Recipe Sweet Potato Loaf w/ Maple Glaze

Macksonai

New Member
Joined
19 Nov 2024
Local time
6:19 PM
Messages
1
Location
Newyork
A delightful baked treat that showcases the rich and earthy flavors of sweet potatoes

Ingredients​

  • 1 large garnet yam peeled and large diced
  • ¼ cup + 2 tablespoons Hot Honey (honey chilli sauce)
  • 2 tablespoons olive oil
  • 1/2 cups salted butter
  • 1/2 cups white sugar
  • 2 eggs

Instructions​

  1. Preheat oven to 350 degrees.
  2. On a lined sheet tray mix together yam, 2 tablespoons hot honey and olive oil. Bake for 30 minutes or until they are fully cooked.
  3. Once fully cooked, blend with remaining hot honey.
  4. In a large bowl melt butter, add in sweet potato, sugar, eggs, and vanilla extract. Mix until everything is incorporated.
  5. In a separate bowl mix together, flour, baking powder, ginger, cinnamon, nutmeg and salt and add dry ingredients to the wet.
  6. Grease or parchment line a loaf pan. Add batter and bake for 40-50 minutes, check with toothpick it should come out clean.
  7. While the loaf cooks in a small bowl, mix together the remaining ingredients.
  8. Once the loaf is fully cooked remove from the loaf pan onto a wire rack and allow it to cool.
  9. Once the loaf is fully cooled pour glaze all over the top and allow it to drip over the sides. If you want a little extra heat, also drizzle with a little hot honey chilli sauce.
 
Last edited by a moderator:
I rea d this as sweet potato leaf :)
And it got me curious as we do eat sweet potato leaves, and also pumpkin leaves.
They are very tasty, just a pain to clean
 
Looks good!
Just a question. What's a garnet yam? A red/orange sweet potato, or a version of yam?
Over here, a yam and a sweet potato are different, but I wonder whether it's just the way it's described there.
 
Looks good!
Just a question. What's a garnet yam? A red/orange sweet potato, or a version of yam?
Over here, a yam and a sweet potato are different, but I wonder whether it's just the way it's described there.
In the USA, the term is apparently (so I'm told by a search engine) used interchangeably, despite a yam not being in the same family as a sweet potato botanically.
 
Looks good!
Just a question. What's a garnet yam? A red/orange sweet potato, or a version of yam?
Over here, a yam and a sweet potato are different, but I wonder whether it's just the way it's described there.
In the USA, the term is apparently (so I'm told by a search engine) used interchangeably, despite a yam not being in the same family as a sweet potato botanically.
Yes, we use the terms interchangeably - I think I even posted a pic on here a long time ago of canned ones, and the label said both “yams” and “sweet potatoes” on the label.

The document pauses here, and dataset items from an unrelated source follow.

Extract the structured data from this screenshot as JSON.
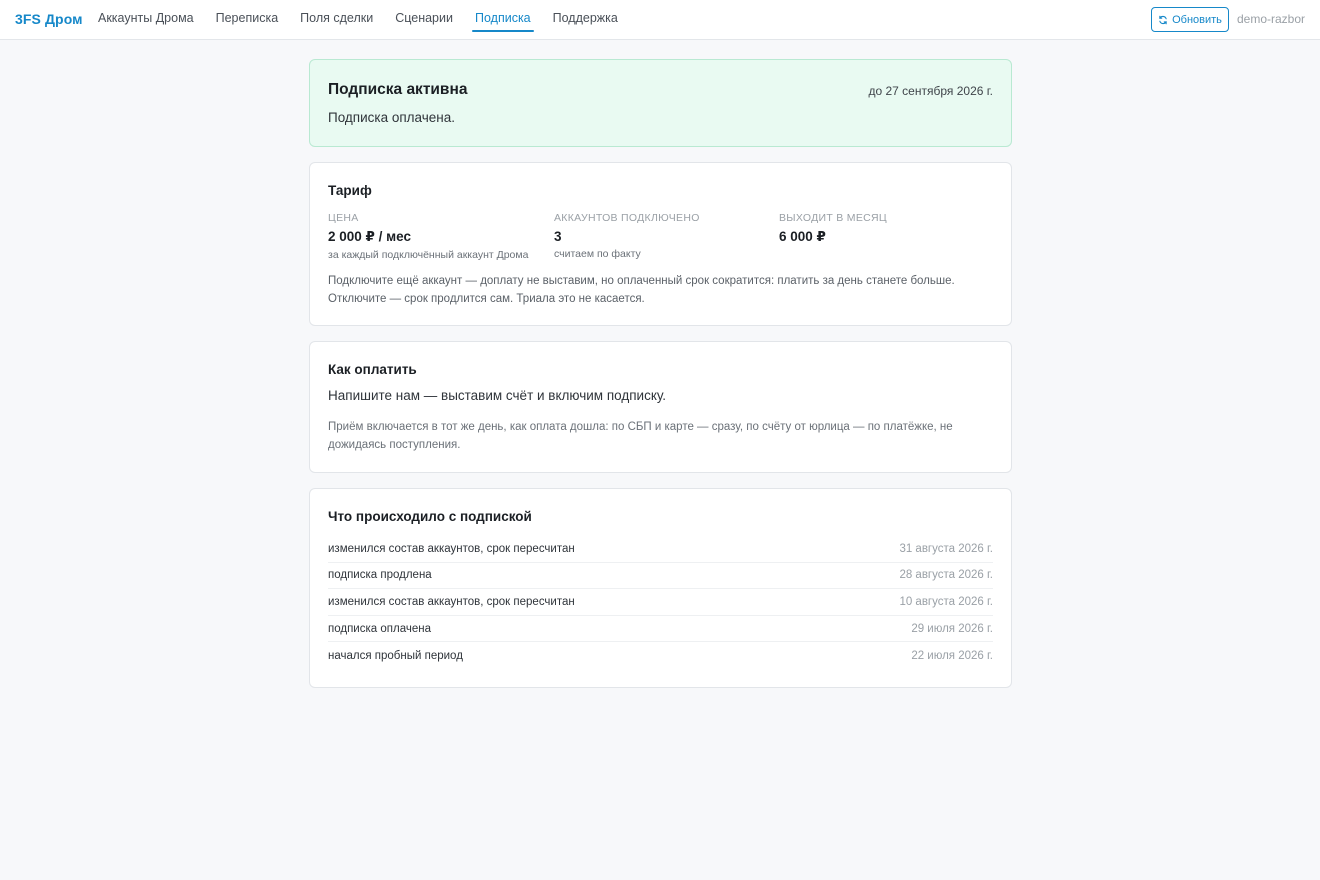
{
  "header": {
    "brand": "3FS Дром",
    "nav": [
      {
        "label": "Аккаунты Дрома",
        "active": false
      },
      {
        "label": "Переписка",
        "active": false
      },
      {
        "label": "Поля сделки",
        "active": false
      },
      {
        "label": "Сценарии",
        "active": false
      },
      {
        "label": "Подписка",
        "active": true
      },
      {
        "label": "Поддержка",
        "active": false
      }
    ],
    "refresh_label": "Обновить",
    "refresh_icon": "refresh-icon",
    "user": "demo-razbor",
    "accent_color": "#1688c9"
  },
  "status": {
    "title": "Подписка активна",
    "until": "до 27 сентября 2026 г.",
    "text": "Подписка оплачена.",
    "color": "#e9faf2"
  },
  "tariff": {
    "title": "Тариф",
    "price": {
      "label": "Цена",
      "value": "2 000 ₽ / мес",
      "note": "за каждый подключённый аккаунт Дрома"
    },
    "accounts": {
      "label": "Аккаунтов подключено",
      "value": "3",
      "note": "считаем по факту"
    },
    "monthly": {
      "label": "Выходит в месяц",
      "value": "6 000 ₽"
    },
    "note_line1": "Подключите ещё аккаунт — доплату не выставим, но оплаченный срок сократится: платить за день станете больше.",
    "note_line2": "Отключите — срок продлится сам. Триала это не касается."
  },
  "howpay": {
    "title": "Как оплатить",
    "lead": "Напишите нам — выставим счёт и включим подписку.",
    "note_line1": "Приём включается в тот же день, как оплата дошла: по СБП и карте — сразу, по счёту от юрлица — по платёжке, не",
    "note_line2": "дожидаясь поступления."
  },
  "history": {
    "title": "Что происходило с подпиской",
    "rows": [
      {
        "event": "изменился состав аккаунтов, срок пересчитан",
        "date": "31 августа 2026 г."
      },
      {
        "event": "подписка продлена",
        "date": "28 августа 2026 г."
      },
      {
        "event": "изменился состав аккаунтов, срок пересчитан",
        "date": "10 августа 2026 г."
      },
      {
        "event": "подписка оплачена",
        "date": "29 июля 2026 г."
      },
      {
        "event": "начался пробный период",
        "date": "22 июля 2026 г."
      }
    ]
  }
}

A garnet yam is just one that has a darker skin and a bit darker flesh. They’re also called red sweet potatoes here.
 
Yam and sweet potato are definitely not the same here!
Here’s the canned version I was talking about:

1732457796734.png


The Rest of the World: “Are they yams or sweet potatoes?”
The US: “Yes!”


And here’s what Google AI has to say about that:

Americans often call yams and sweet potatoes the same thing because of a marketing campaign in the 1930s where Louisiana sweet potato growers started calling their new, soft, orange-fleshed variety of sweet potatoes "yams" to differentiate them from other sweet potato varieties, and the term stuck in popular usage despite the two being botanically different; essentially, the "yam" in American grocery stores is almost always a sweet potato.
 
I can't believe they are canned...
And in syrup :scratchhead:
Sit down and pour yourself a comforting drink, because this is traditionally how they’re eaten here at Thanksgiving:

1732459232381.png


Super-sweet, and marshmallows on top, and (anticipating another question) it’s a side dish eaten with the meal, not a dessert!